• Ideas
  • May 04, 2020

Op-ed: Melt All the Trophies

Illustration by pixabay.com user mohamed_hassan.

The phenomenon of the art prize should not survive the coronavirus pandemic. Giving more money and acclaim to someone because they are deemed better than everyone else is a classic example of pre-Covid-19 thinking. It follows a pervasive neoliberal logic that masquerades as meritocratic while concealing the inequitable foundations and structures that grant success only to a few. These days almost everyone needs more cash than they have to get by—especially the many artists whose opportunities have been canceled, deferred, or, to use the favorite phrase of the moment, “postponed indefinitely.” The only people who currently aren’t strapped for cash are those who have been successful for the past decade—in other words, the ones who prospered through a rapacious, inequitable time. 

Even before the pandemic, the model of giving a prize to the “best artist” had started to collapse in on itself at the end of the last decade. In the most dramatic instance, the four nominees for the 2019 Turner Prize requested that the jury split the award in order to make a “collective statement in the name of commonality, multiplicity and solidarity—in art as in society.” If we are to think of artists as individuals who exemplify what it means to be human, then how could we choose one person’s work over another’s? How do you even begin to compare or to judge?

It wasn’t just nominated artists who had started to reject the logic of art prizes. In December 2019, the jury of the Huayu Emerging Art Award, in Sanya, Hainan, led by M+’s Sigg Collection senior curator, Pi Li, unanimously decided that none of the ten artists under 35 years of age deserved the Jury Prize, sparking a controversy and many open letters and conversations debating the fairness and the point of the whole exercise. Though composed of high-profile curators and established artists, the jury was evidently perplexed, finding the young artists’ works “different” but somehow not “new.” It appeared that the elders had thrown up their hands in exasperation at what the kids were up to. 
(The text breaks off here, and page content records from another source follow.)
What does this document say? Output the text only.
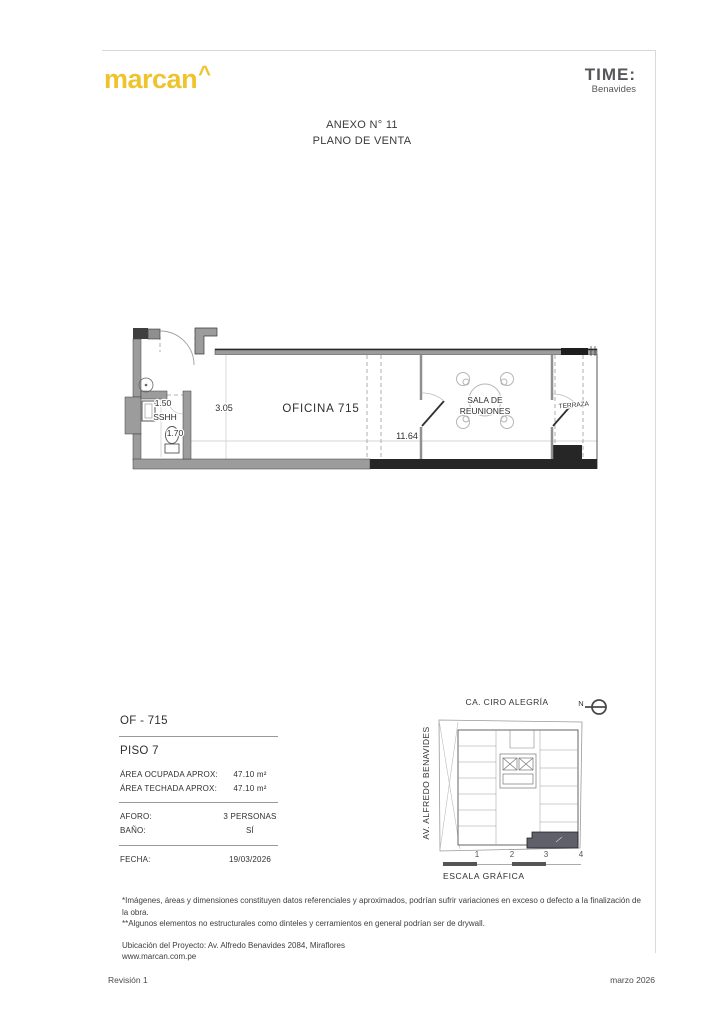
marcan^	TIME:
Benavides
ANEXO N° 11
PLANO DE VENTA
1.50
SSHH
1.70
3.05	OFICINA 715
11.64
SALA DE
REUNIONES
TERRAZA
CA. CIRO ALEGRÍA
AV. ALFREDO BENAVIDES
N
1	2	3	4
ESCALA GRÁFICA
OF - 715
PISO 7
ÁREA OCUPADA APROX:	47.10 m²
ÁREA TECHADA APROX:	47.10 m²
AFORO:	3 PERSONAS
BAÑO:	SÍ
FECHA:	19/03/2026
*Imágenes, áreas y dimensiones constituyen datos referenciales y aproximados, podrían sufrir variaciones en exceso o defecto a la finalización de la obra.
**Algunos elementos no estructurales como dinteles y cerramientos en general podrían ser de drywall.
Ubicación del Proyecto: Av. Alfredo Benavides 2084, Miraflores
www.marcan.com.pe
Revisión 1	marzo 2026
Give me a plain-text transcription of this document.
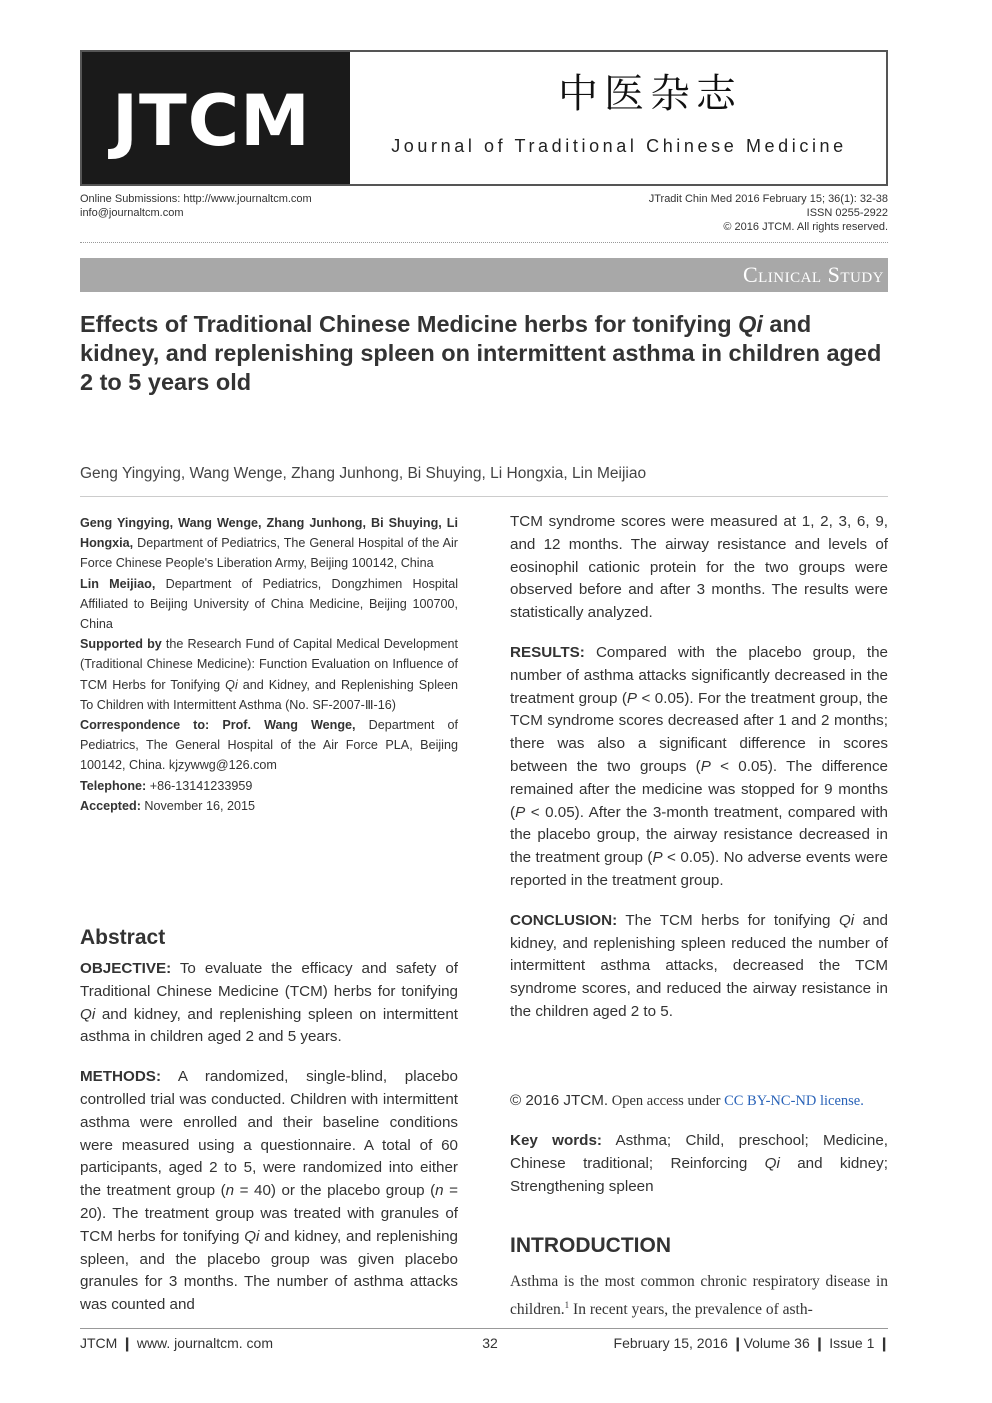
JTCM	中医杂志
Journal of Traditional Chinese Medicine
Online Submissions: http://www.journaltcm.com
info@journaltcm.com
JTradit Chin Med 2016 February 15; 36(1): 32-38
ISSN 0255-2922
© 2016 JTCM. All rights reserved.
Clinical Study
Effects of Traditional Chinese Medicine herbs for tonifying Qi and kidney, and replenishing spleen on intermittent asthma in children aged 2 to 5 years old
Geng Yingying, Wang Wenge, Zhang Junhong, Bi Shuying, Li Hongxia, Lin Meijiao

Geng Yingying, Wang Wenge, Zhang Junhong, Bi Shuying, Li Hongxia, Department of Pediatrics, The General Hospital of the Air Force Chinese People's Liberation Army, Beijing 100142, China

Lin Meijiao, Department of Pediatrics, Dongzhimen Hospital Affiliated to Beijing University of China Medicine, Beijing 100700, China

Supported by the Research Fund of Capital Medical Development (Traditional Chinese Medicine): Function Evaluation on Influence of TCM Herbs for Tonifying Qi and Kidney, and Replenishing Spleen To Children with Intermittent Asthma (No. SF-2007-Ⅲ-16)

Correspondence to: Prof. Wang Wenge, Department of Pediatrics, The General Hospital of the Air Force PLA, Beijing 100142, China. kjzywwg@126.com

Telephone: +86-13141233959

Accepted: November 16, 2015

Abstract

OBJECTIVE: To evaluate the efficacy and safety of Traditional Chinese Medicine (TCM) herbs for tonifying Qi and kidney, and replenishing spleen on intermittent asthma in children aged 2 and 5 years.

METHODS: A randomized, single-blind, placebo controlled trial was conducted. Children with intermittent asthma were enrolled and their baseline conditions were measured using a questionnaire. A total of 60 participants, aged 2 to 5, were randomized into either the treatment group (n = 40) or the placebo group (n = 20). The treatment group was treated with granules of TCM herbs for tonifying Qi and kidney, and replenishing spleen, and the placebo group was given placebo granules for 3 months. The number of asthma attacks was counted and

TCM syndrome scores were measured at 1, 2, 3, 6, 9, and 12 months. The airway resistance and levels of eosinophil cationic protein for the two groups were observed before and after 3 months. The results were statistically analyzed.

RESULTS: Compared with the placebo group, the number of asthma attacks significantly decreased in the treatment group (P < 0.05). For the treatment group, the TCM syndrome scores decreased after 1 and 2 months; there was also a significant difference in scores between the two groups (P < 0.05). The difference remained after the medicine was stopped for 9 months (P < 0.05). After the 3-month treatment, compared with the placebo group, the airway resistance decreased in the treatment group (P < 0.05). No adverse events were reported in the treatment group.

CONCLUSION: The TCM herbs for tonifying Qi and kidney, and replenishing spleen reduced the number of intermittent asthma attacks, decreased the TCM syndrome scores, and reduced the airway resistance in the children aged 2 to 5.

© 2016 JTCM. Open access under CC BY-NC-ND license.
Key words: Asthma; Child, preschool; Medicine, Chinese traditional; Reinforcing Qi and kidney; Strengthening spleen
INTRODUCTION
Asthma is the most common chronic respiratory disease in children.$^1$ In recent years, the prevalence of asth-
JTCM ❙ www. journaltcm. com	32	February 15, 2016 ❙Volume 36 ❙ Issue 1 ❙
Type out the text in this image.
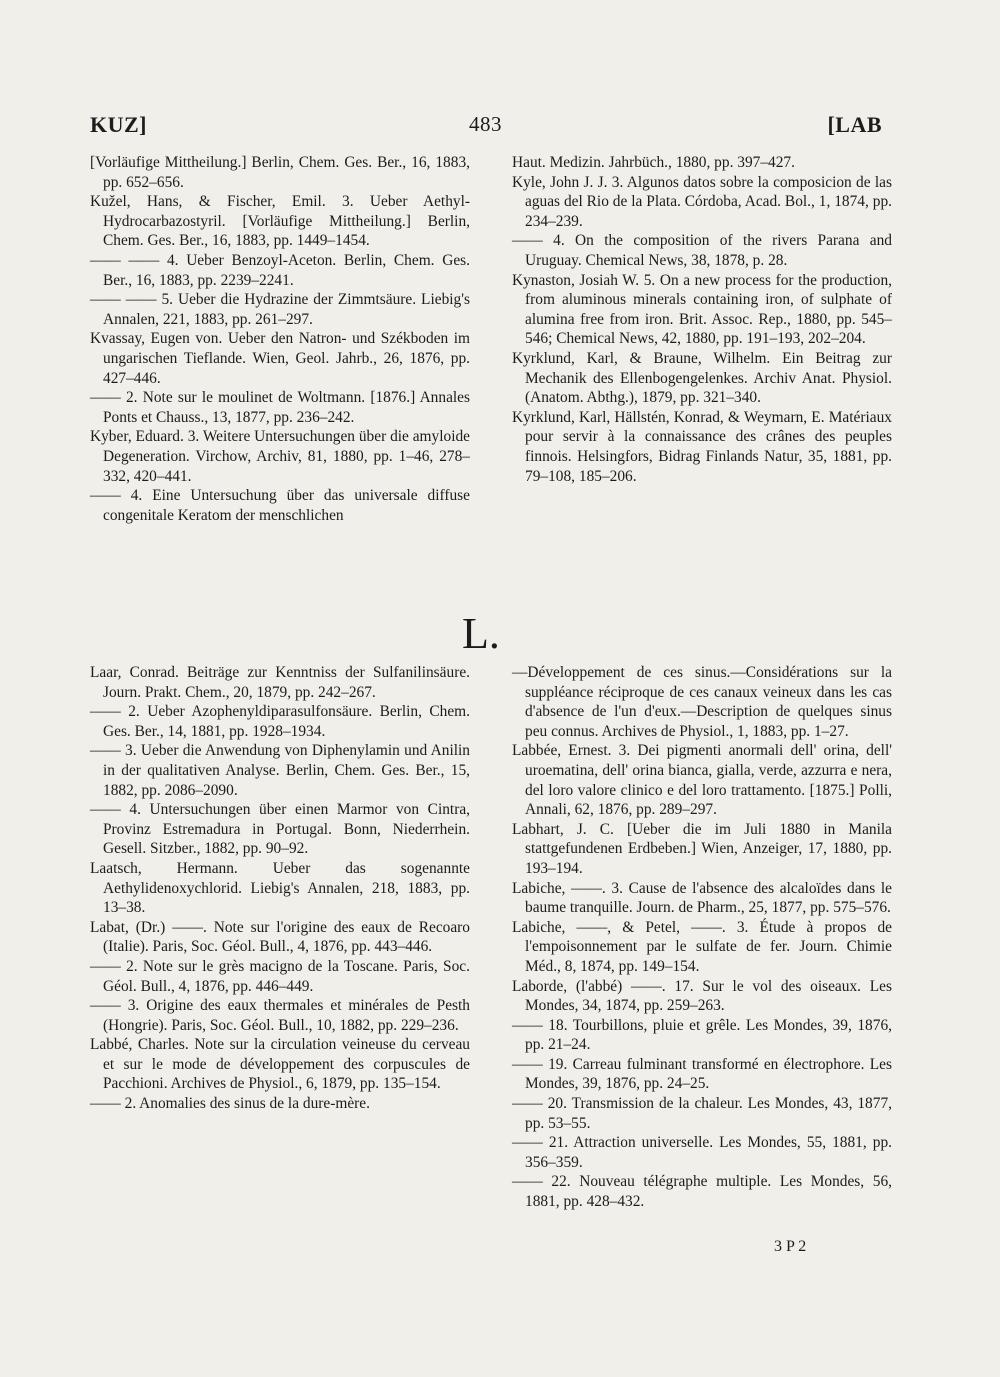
KUZ]	483	[LAB

[Vorläufige Mittheilung.] Berlin, Chem. Ges. Ber., 16, 1883, pp. 652–656.

Kužel, Hans, & Fischer, Emil. 3. Ueber Aethyl-Hydrocarbazostyril. [Vorläufige Mittheilung.] Berlin, Chem. Ges. Ber., 16, 1883, pp. 1449–1454.

—— —— 4. Ueber Benzoyl-Aceton. Berlin, Chem. Ges. Ber., 16, 1883, pp. 2239–2241.

—— —— 5. Ueber die Hydrazine der Zimmtsäure. Liebig's Annalen, 221, 1883, pp. 261–297.

Kvassay, Eugen von. Ueber den Natron- und Székboden im ungarischen Tieflande. Wien, Geol. Jahrb., 26, 1876, pp. 427–446.

—— 2. Note sur le moulinet de Woltmann. [1876.] Annales Ponts et Chauss., 13, 1877, pp. 236–242.

Kyber, Eduard. 3. Weitere Untersuchungen über die amyloide Degeneration. Virchow, Archiv, 81, 1880, pp. 1–46, 278–332, 420–441.

—— 4. Eine Untersuchung über das universale diffuse congenitale Keratom der menschlichen

Haut. Medizin. Jahrbüch., 1880, pp. 397–427.

Kyle, John J. J. 3. Algunos datos sobre la composicion de las aguas del Rio de la Plata. Córdoba, Acad. Bol., 1, 1874, pp. 234–239.

—— 4. On the composition of the rivers Parana and Uruguay. Chemical News, 38, 1878, p. 28.

Kynaston, Josiah W. 5. On a new process for the production, from aluminous minerals containing iron, of sulphate of alumina free from iron. Brit. Assoc. Rep., 1880, pp. 545–546; Chemical News, 42, 1880, pp. 191–193, 202–204.

Kyrklund, Karl, & Braune, Wilhelm. Ein Beitrag zur Mechanik des Ellenbogengelenkes. Archiv Anat. Physiol. (Anatom. Abthg.), 1879, pp. 321–340.

Kyrklund, Karl, Hällstén, Konrad, & Weymarn, E. Matériaux pour servir à la connaissance des crânes des peuples finnois. Helsingfors, Bidrag Finlands Natur, 35, 1881, pp. 79–108, 185–206.

L.

Laar, Conrad. Beiträge zur Kenntniss der Sulfanilinsäure. Journ. Prakt. Chem., 20, 1879, pp. 242–267.

—— 2. Ueber Azophenyldiparasulfonsäure. Berlin, Chem. Ges. Ber., 14, 1881, pp. 1928–1934.

—— 3. Ueber die Anwendung von Diphenylamin und Anilin in der qualitativen Analyse. Berlin, Chem. Ges. Ber., 15, 1882, pp. 2086–2090.

—— 4. Untersuchungen über einen Marmor von Cintra, Provinz Estremadura in Portugal. Bonn, Niederrhein. Gesell. Sitzber., 1882, pp. 90–92.

Laatsch, Hermann. Ueber das sogenannte Aethylidenoxychlorid. Liebig's Annalen, 218, 1883, pp. 13–38.

Labat, (Dr.) ——. Note sur l'origine des eaux de Recoaro (Italie). Paris, Soc. Géol. Bull., 4, 1876, pp. 443–446.

—— 2. Note sur le grès macigno de la Toscane. Paris, Soc. Géol. Bull., 4, 1876, pp. 446–449.

—— 3. Origine des eaux thermales et minérales de Pesth (Hongrie). Paris, Soc. Géol. Bull., 10, 1882, pp. 229–236.

Labbé, Charles. Note sur la circulation veineuse du cerveau et sur le mode de développement des corpuscules de Pacchioni. Archives de Physiol., 6, 1879, pp. 135–154.

—— 2. Anomalies des sinus de la dure-mère.

—Développement de ces sinus.—Considérations sur la suppléance réciproque de ces canaux veineux dans les cas d'absence de l'un d'eux.—Description de quelques sinus peu connus. Archives de Physiol., 1, 1883, pp. 1–27.

Labbée, Ernest. 3. Dei pigmenti anormali dell' orina, dell' uroematina, dell' orina bianca, gialla, verde, azzurra e nera, del loro valore clinico e del loro trattamento. [1875.] Polli, Annali, 62, 1876, pp. 289–297.

Labhart, J. C. [Ueber die im Juli 1880 in Manila stattgefundenen Erdbeben.] Wien, Anzeiger, 17, 1880, pp. 193–194.

Labiche, ——. 3. Cause de l'absence des alcaloïdes dans le baume tranquille. Journ. de Pharm., 25, 1877, pp. 575–576.

Labiche, ——, & Petel, ——. 3. Étude à propos de l'empoisonnement par le sulfate de fer. Journ. Chimie Méd., 8, 1874, pp. 149–154.

Laborde, (l'abbé) ——. 17. Sur le vol des oiseaux. Les Mondes, 34, 1874, pp. 259–263.

—— 18. Tourbillons, pluie et grêle. Les Mondes, 39, 1876, pp. 21–24.

—— 19. Carreau fulminant transformé en électrophore. Les Mondes, 39, 1876, pp. 24–25.

—— 20. Transmission de la chaleur. Les Mondes, 43, 1877, pp. 53–55.

—— 21. Attraction universelle. Les Mondes, 55, 1881, pp. 356–359.

—— 22. Nouveau télégraphe multiple. Les Mondes, 56, 1881, pp. 428–432.

3 P 2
The reality is that prizes are never really about the winner. They primarily reflect, and benefit, the organization that gives the awards. Albert Nobel, who made his fortune from inventing dynamite and other armaments, concocted his own prize to honor “peace” and other humanist achievements in order to whitewash his own name before he died. The Oscars, given by the Academy of Motion Pictures Arts and Sciences, were conceived of by Louis B. Mayer, of the film studio Metro-Goldwyn-Mayer, in 1927 as an attempt to smooth over film industry tensions in order to avoid collective action and unionization by writers, actors, and directors. (Hollywood creatives organized nonetheless several years later, once the Great Depression came along.)

There is also the more timeless and universal reality that most art prizes are based on no fixed criteria at all, and that behind closed doors the jury often devises its own justifications for whatever internal politics or agendas are at play. The winner can be chosen—or not chosen—based on their career, their works, their politics, their identity, their personality, or for some other reason entirely. For instance, a few years ago, a jury member on a prestigious international art prize admitted to me that they had selected the winning artist because that artist was the least recognized of the shortlisted artists. Since they didn’t have gallery representation, they needed the prize money more than the other nominees. It felt like a subversive decision considering the clout of the sponsoring organizations, but it also meant that none of the shortlisted artists’ works nor their many achievements were really considered at all. 

Now that some parts of the world are in the eye of the coronavirus storm, it seems misguided to revert to the way things were. Nothing seems more symbolically wrong, and egregiously tone-deaf, than surveying a field of dedicated cultural professionals—all of whom have lost opportunities and may be struggling to make ends meet—only to say that just one of them deserves a more significant amount of money and recognition. That would be like the government looking at all the industries suddenly in crisis and choosing to only bail out one. Oh wait.

HG Masters is the deputy editor and deputy publisher of ArtAsiaPacific.